Levine’s scientific and clinical contributions have received national and international recognition. In 1995, President Clinton appointed her to the Presidential Advisory Council on HIV/AIDS. She also chaired the council’s research committee.
She has served as a member of the board of councilors of the National Cancer Institute and is a member of the Oncologic Drug Advisory Board of the U.S. Food and Drug Administration. She also served as an HIV/AIDS consultant to the health departments of Chile, Russia, India and China.
Levine is a member of the American Society of Hematology, the American Society of Clinical Oncology and the International AIDS Society. In 2009, she was elected as a Master of the American College of Physicians. She is the recipient of the Lymphoma Research Foundation of America’s Evelyn Hoffman Memorial Award in recognition for her achievements in lymphoma research and patient care.
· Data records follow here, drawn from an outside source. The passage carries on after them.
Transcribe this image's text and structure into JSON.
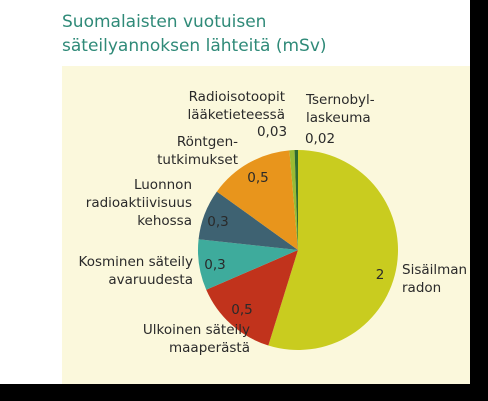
{
  "chart_data": {
    "type": "pie",
    "title": "Suomalaisten vuotuisen\nsäteilyannoksen lähteitä (mSv)",
    "categories": [
      "Sisäilman\nradon",
      "Ulkoinen säteily\nmaaperästä",
      "Kosminen säteily\navaruudesta",
      "Luonnon\nradioaktiivisuus\nkehossa",
      "Röntgen-\ntutkimukset",
      "Radioisotoopit\nlääketieteessä",
      "Tsernobyl-\nlaskeuma"
    ],
    "values": [
      2,
      0.5,
      0.3,
      0.3,
      0.5,
      0.03,
      0.02
    ],
    "value_labels": [
      "2",
      "0,5",
      "0,3",
      "0,3",
      "0,5",
      "0,03",
      "0,02"
    ],
    "colors": [
      "#c9cc1f",
      "#c1331c",
      "#3eab9c",
      "#3e6272",
      "#e8951c",
      "#9bbb33",
      "#2f6b30"
    ]
  }
}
An advocate for humanism in medicine, Levine was the inspiration for the Jerome Hellman film “Promises in the Dark,” a compassionate drama about a teenage girl fighting for her life, assisted by her female doctor played by Marsha Mason. Levine also served as a technical advisor on the film.
Levine has published more than 300 articles and chapters, which have appeared in the New England Journal of Medicine, Blood and the Journal of AIDS, among others.
Levine received her medical degree from USC in 1971 and completed fellowships at Emory University in Atlanta and Los Angeles County+USC Medical Center.